The political makeup and previous actions of this court indicate they are inclined to side with the League of Women Voters and conceivably overturning Pennsylvania’s district boundaries.
If they do, the question is how and when new districts will happen. The court here could do what the North Carolina federal judges did and force legislators to draw a new map—within two weeks—that the judges deem fair. The Court could also appoint a “special master,” an independent source who would use computer models to redraw maps.
Are there other legal avenues to redistricting in PA?
Two other lawsuits, both federal, have been making their way through the court system. Agre v. Wolf, brought forward by local ward leader Louis Agre, was rejected by a federal court panel last week.
The other federal suit, Diamond v. Torres, bears resemblance to the North Carolina case and the state Supreme Court case, arguing the Equal Protections clause and First Amendment were violated by Pennsylvania’s Republican-influenced gerrymandering. A group of residents filed the suit in November and have sought an expedited trial. But the opposing sides are still lobbing motions back and forth.
Would a Supreme Court ruling for the plaintiffs fix partisan gerrymandering for good?
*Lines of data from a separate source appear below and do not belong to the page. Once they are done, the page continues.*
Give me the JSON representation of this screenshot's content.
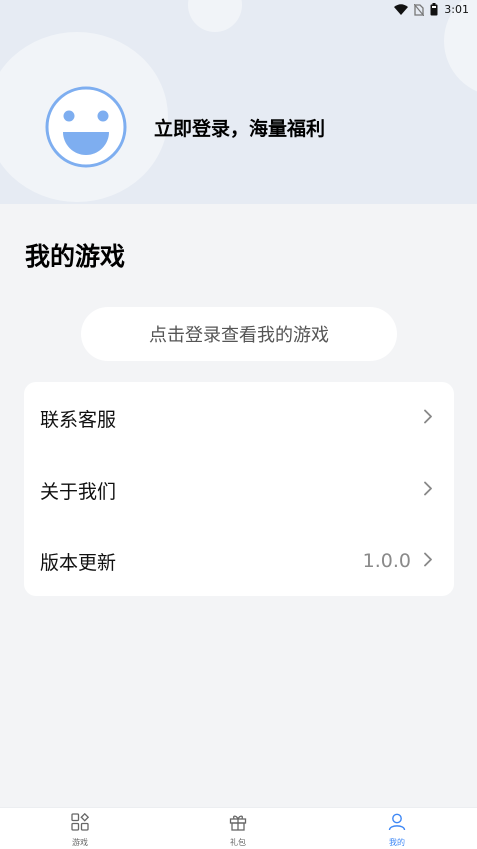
{
  "status_bar": {
    "time": "3:01",
    "icons": [
      "wifi-icon",
      "no-sim-icon",
      "battery-icon"
    ]
  },
  "header": {
    "login_prompt": "立即登录，海量福利",
    "avatar_icon": "smiley-avatar-icon",
    "colors": {
      "background": "#e6ebf3",
      "avatar_blue": "#7eaef0"
    }
  },
  "main": {
    "section_title": "我的游戏",
    "login_to_view": "点击登录查看我的游戏",
    "menu": [
      {
        "label": "联系客服",
        "value": ""
      },
      {
        "label": "关于我们",
        "value": ""
      },
      {
        "label": "版本更新",
        "value": "1.0.0"
      }
    ]
  },
  "bottom_nav": {
    "active_color": "#3f88f5",
    "tabs": [
      {
        "label": "游戏",
        "icon": "games-grid-icon",
        "active": false
      },
      {
        "label": "礼包",
        "icon": "gift-icon",
        "active": false
      },
      {
        "label": "我的",
        "icon": "person-icon",
        "active": true
      }
    ]
  }
}
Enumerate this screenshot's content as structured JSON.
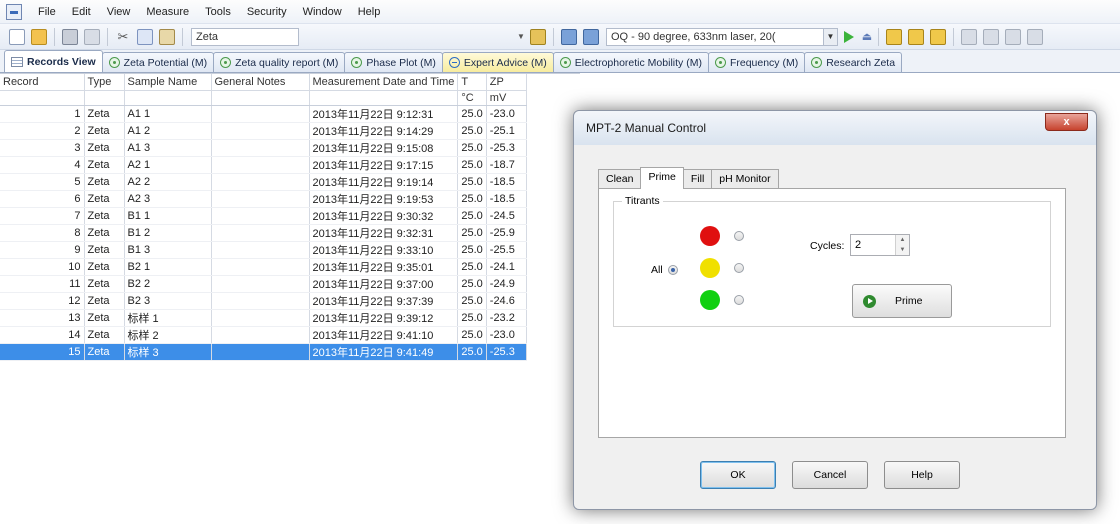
{
  "menu": [
    "File",
    "Edit",
    "View",
    "Measure",
    "Tools",
    "Security",
    "Window",
    "Help"
  ],
  "toolbar": {
    "zeta_field": "Zeta",
    "sop_select": "OQ - 90 degree, 633nm laser, 20("
  },
  "tabs": [
    {
      "label": "Records View",
      "icon": "grid-icon",
      "active": true
    },
    {
      "label": "Zeta Potential (M)",
      "icon": "report-icon"
    },
    {
      "label": "Zeta quality report (M)",
      "icon": "report-icon"
    },
    {
      "label": "Phase Plot (M)",
      "icon": "report-icon"
    },
    {
      "label": "Expert Advice (M)",
      "icon": "minus-circle-icon",
      "highlight": true
    },
    {
      "label": "Electrophoretic Mobility (M)",
      "icon": "report-icon"
    },
    {
      "label": "Frequency (M)",
      "icon": "report-icon"
    },
    {
      "label": "Research Zeta",
      "icon": "report-icon"
    }
  ],
  "table": {
    "headers": [
      "Record",
      "Type",
      "Sample Name",
      "General Notes",
      "Measurement Date and Time",
      "T",
      "ZP"
    ],
    "units": [
      "",
      "",
      "",
      "",
      "",
      "°C",
      "mV"
    ],
    "rows": [
      [
        "1",
        "Zeta",
        "A1 1",
        "",
        "2013年11月22日 9:12:31",
        "25.0",
        "-23.0"
      ],
      [
        "2",
        "Zeta",
        "A1 2",
        "",
        "2013年11月22日 9:14:29",
        "25.0",
        "-25.1"
      ],
      [
        "3",
        "Zeta",
        "A1 3",
        "",
        "2013年11月22日 9:15:08",
        "25.0",
        "-25.3"
      ],
      [
        "4",
        "Zeta",
        "A2 1",
        "",
        "2013年11月22日 9:17:15",
        "25.0",
        "-18.7"
      ],
      [
        "5",
        "Zeta",
        "A2 2",
        "",
        "2013年11月22日 9:19:14",
        "25.0",
        "-18.5"
      ],
      [
        "6",
        "Zeta",
        "A2 3",
        "",
        "2013年11月22日 9:19:53",
        "25.0",
        "-18.5"
      ],
      [
        "7",
        "Zeta",
        "B1 1",
        "",
        "2013年11月22日 9:30:32",
        "25.0",
        "-24.5"
      ],
      [
        "8",
        "Zeta",
        "B1 2",
        "",
        "2013年11月22日 9:32:31",
        "25.0",
        "-25.9"
      ],
      [
        "9",
        "Zeta",
        "B1 3",
        "",
        "2013年11月22日 9:33:10",
        "25.0",
        "-25.5"
      ],
      [
        "10",
        "Zeta",
        "B2 1",
        "",
        "2013年11月22日 9:35:01",
        "25.0",
        "-24.1"
      ],
      [
        "11",
        "Zeta",
        "B2 2",
        "",
        "2013年11月22日 9:37:00",
        "25.0",
        "-24.9"
      ],
      [
        "12",
        "Zeta",
        "B2 3",
        "",
        "2013年11月22日 9:37:39",
        "25.0",
        "-24.6"
      ],
      [
        "13",
        "Zeta",
        "标样 1",
        "",
        "2013年11月22日 9:39:12",
        "25.0",
        "-23.2"
      ],
      [
        "14",
        "Zeta",
        "标样 2",
        "",
        "2013年11月22日 9:41:10",
        "25.0",
        "-23.0"
      ],
      [
        "15",
        "Zeta",
        "标样 3",
        "",
        "2013年11月22日 9:41:49",
        "25.0",
        "-25.3"
      ]
    ],
    "selected_row": 14
  },
  "dialog": {
    "title": "MPT-2 Manual Control",
    "close_label": "x",
    "tabs": [
      "Clean",
      "Prime",
      "Fill",
      "pH Monitor"
    ],
    "active_tab": "Prime",
    "titrants_label": "Titrants",
    "all_label": "All",
    "dot_colors": [
      "#e01010",
      "#f0e000",
      "#10d010"
    ],
    "cycles_label": "Cycles:",
    "cycles_value": "2",
    "prime_label": "Prime",
    "buttons": {
      "ok": "OK",
      "cancel": "Cancel",
      "help": "Help"
    }
  }
}
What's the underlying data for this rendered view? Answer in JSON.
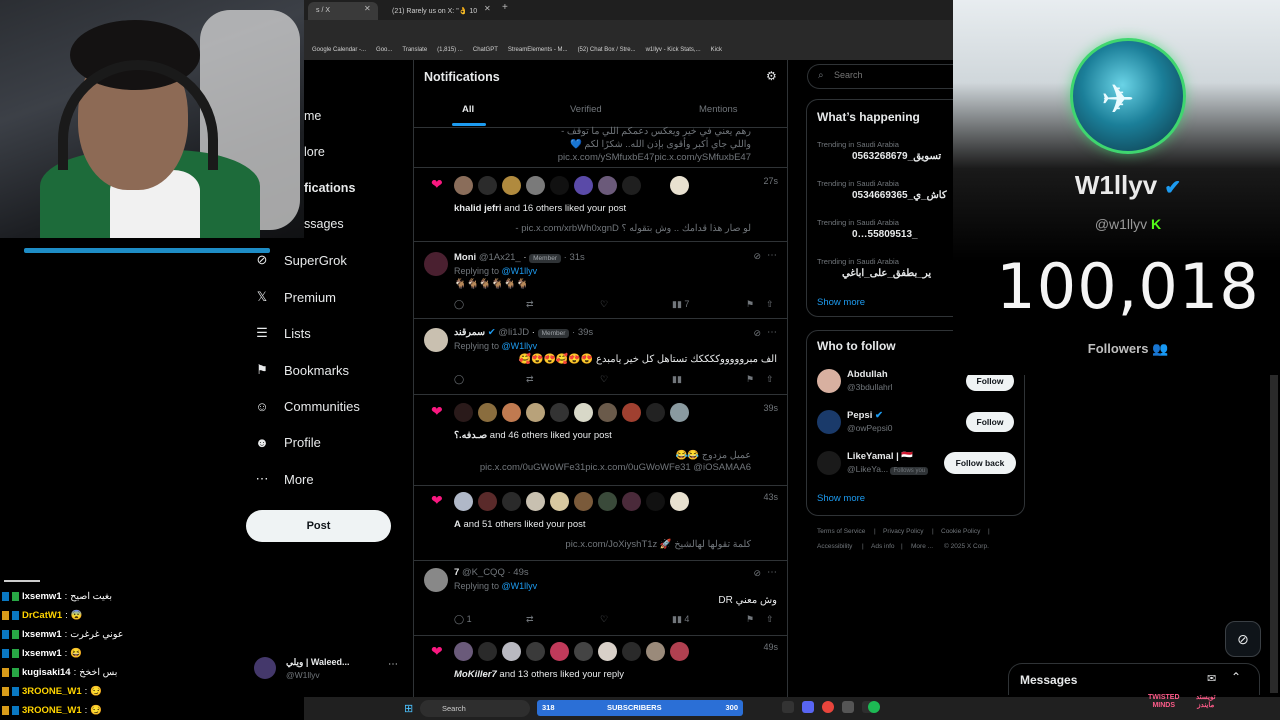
{
  "browser": {
    "tabs": [
      {
        "label": "s / X",
        "active": true
      },
      {
        "label": "(21) Rarely us on X: \"👌 10",
        "active": false
      }
    ],
    "bookmarks": [
      "Google Calendar -...",
      "Goo...",
      "Translate",
      "(1,815) ...",
      "ChatGPT",
      "StreamElements - M...",
      "(52) Chat Box / Stre...",
      "w1llyv - Kick Stats,...",
      "Kick"
    ]
  },
  "nav": {
    "cut_items": [
      "me",
      "lore",
      "fications",
      "ssages"
    ],
    "items": [
      {
        "label": "SuperGrok",
        "icon": "grok-icon",
        "glyph": "⊘"
      },
      {
        "label": "Premium",
        "icon": "x-logo-icon",
        "glyph": "𝕏"
      },
      {
        "label": "Lists",
        "icon": "list-icon",
        "glyph": "☰"
      },
      {
        "label": "Bookmarks",
        "icon": "bookmark-icon",
        "glyph": "⚑"
      },
      {
        "label": "Communities",
        "icon": "communities-icon",
        "glyph": "☺"
      },
      {
        "label": "Profile",
        "icon": "person-icon",
        "glyph": "☻"
      },
      {
        "label": "More",
        "icon": "more-circle-icon",
        "glyph": "⋯"
      }
    ],
    "post_label": "Post",
    "account": {
      "name": "ويلي | Waleed...",
      "handle": "@W1llyv",
      "more": "⋯"
    }
  },
  "chat": [
    {
      "name": "lxsemw1",
      "msg": "بغيت اصيح",
      "badge": "blue"
    },
    {
      "name": "DrCatW1",
      "msg": "😨",
      "badge": "gold"
    },
    {
      "name": "lxsemw1",
      "msg": "عوني غرغرت",
      "badge": "blue"
    },
    {
      "name": "lxsemw1",
      "msg": "😆",
      "badge": "blue"
    },
    {
      "name": "kugisaki14",
      "msg": "بس اخخخ",
      "badge": "gold"
    },
    {
      "name": "3ROONE_W1",
      "msg": "😏",
      "badge": "gold"
    },
    {
      "name": "3ROONE_W1",
      "msg": "😏",
      "badge": "gold"
    }
  ],
  "main": {
    "title": "Notifications",
    "tabs": [
      "All",
      "Verified",
      "Mentions"
    ],
    "top_snippet": {
      "line1": "رهم يعني في خير ويعكس دعمكم اللي ما توقف -",
      "line2": "واللي جاي أكبر وأقوى بإذن الله.. شكرًا لكم 💙",
      "line3": "pic.x.com/ySMfuxbE47pic.x.com/ySMfuxbE47"
    },
    "likes": [
      {
        "who": "khalid jefri",
        "rest": " and 16 others liked your post",
        "quote": "لو صار هذا قدامك .. وش بتقوله ؟ pic.x.com/xrbWh0xgnD -",
        "quote2": "",
        "time": "27s"
      },
      {
        "who": "صـدفه.؟",
        "rest": " and 46 others liked your post",
        "quote": "عميل مزدوج 😂😂",
        "quote2": "pic.x.com/0uGWoWFe31pic.x.com/0uGWoWFe31 @iOSAMAA6",
        "time": "39s"
      },
      {
        "who": "A",
        "rest": " and 51 others liked your post",
        "quote": "كلمة تقولها لهالشيخ 🚀 pic.x.com/JoXiyshT1z",
        "quote2": "",
        "time": "43s"
      },
      {
        "who": "MoKiller7",
        "rest": " and 13 others liked your reply",
        "quote": "",
        "quote2": "",
        "time": "49s"
      }
    ],
    "replies": [
      {
        "name": "Moni",
        "handle": "@1Ax21_",
        "member": "Member",
        "time": "31s",
        "replying": "Replying to",
        "to": "@W1llyv",
        "text": "🐐🐐🐐🐐🐐🐐",
        "views": "7",
        "replies_count": ""
      },
      {
        "name": "سمرقند",
        "handle": "@li1JD",
        "member": "Member",
        "time": "39s",
        "replying": "Replying to",
        "to": "@W1llyv",
        "text": "الف مبروووووككككك تستاهل كل خير يامبدع 😍😍🥰😍😍🥰",
        "views": "",
        "replies_count": ""
      },
      {
        "name": "7",
        "handle": "@K_CQQ",
        "member": "",
        "time": "49s",
        "replying": "Replying to",
        "to": "@W1llyv",
        "text": "وش معني DR",
        "views": "4",
        "replies_count": "1"
      }
    ]
  },
  "right": {
    "search_placeholder": "Search",
    "happening": {
      "title": "What’s happening",
      "trends": [
        {
          "ctx": "Trending in Saudi Arabia",
          "name": "0563268679_تسويق"
        },
        {
          "ctx": "Trending in Saudi Arabia",
          "name": "0534669365_كاش_ي"
        },
        {
          "ctx": "Trending in Saudi Arabia",
          "name": "0…55809513_"
        },
        {
          "ctx": "Trending in Saudi Arabia",
          "name": "ير_بطفق_على_اباغي"
        }
      ],
      "show_more": "Show more"
    },
    "who_to_follow": {
      "title": "Who to follow",
      "people": [
        {
          "name": "Abdullah",
          "handle": "@3bdullahrl",
          "button": "Follow",
          "badge": ""
        },
        {
          "name": "Pepsi",
          "handle": "@owPepsi0",
          "button": "Follow",
          "badge": ""
        },
        {
          "name": "LikeYamal | 🇾🇪",
          "handle": "@LikeYa...",
          "button": "Follow back",
          "badge": "Follows you"
        }
      ],
      "show_more": "Show more"
    },
    "footer": [
      "Terms of Service",
      "|",
      "Privacy Policy",
      "|",
      "Cookie Policy",
      "|",
      "Accessibility",
      "|",
      "Ads info",
      "|",
      "More ...",
      "© 2025 X Corp."
    ]
  },
  "overlay": {
    "name": "W1llyv",
    "handle": "@w1llyv",
    "count": "100,018",
    "label": "Followers",
    "messages_title": "Messages"
  },
  "taskbar": {
    "search": "Search",
    "subs_left": "318",
    "subs_mid": "SUBSCRIBERS",
    "subs_right": "300",
    "twisted": "TWISTED\nMINDS",
    "arabic_brand": "تويستد\nمايندز"
  },
  "colors": {
    "accent": "#1d9bf0",
    "like": "#f91880",
    "border": "#2f3336",
    "muted": "#71767b",
    "follower_ring": "#3fd66f"
  }
}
Carol Kuniholm, chair and co-founder of Fair DistrictsPA, warns that a ruling by
“We would say this is an important remedy and we would love to see it happen,” Kuniholm says. “But it’s not a long term solution.”
Instead, her group has pushed for fair districts through proposed legislation, including two bills that have been introduced to the House and the Senate that would take redistricting duties away from legislators and give it to an independent, bipartisan commission, similar to how California does it. The process would also require opportunity for public feedback.
Getting those bills passed has taken on new urgency since the 2016 election, when the issue of gerrymandering has suddenly become a hot topic. And it’s not at all guaranteed to happen. But it would be the only lasting solution to unfair gerrymandering—and no court would have to decide when partisan becomes too partisan in Pennsylvania.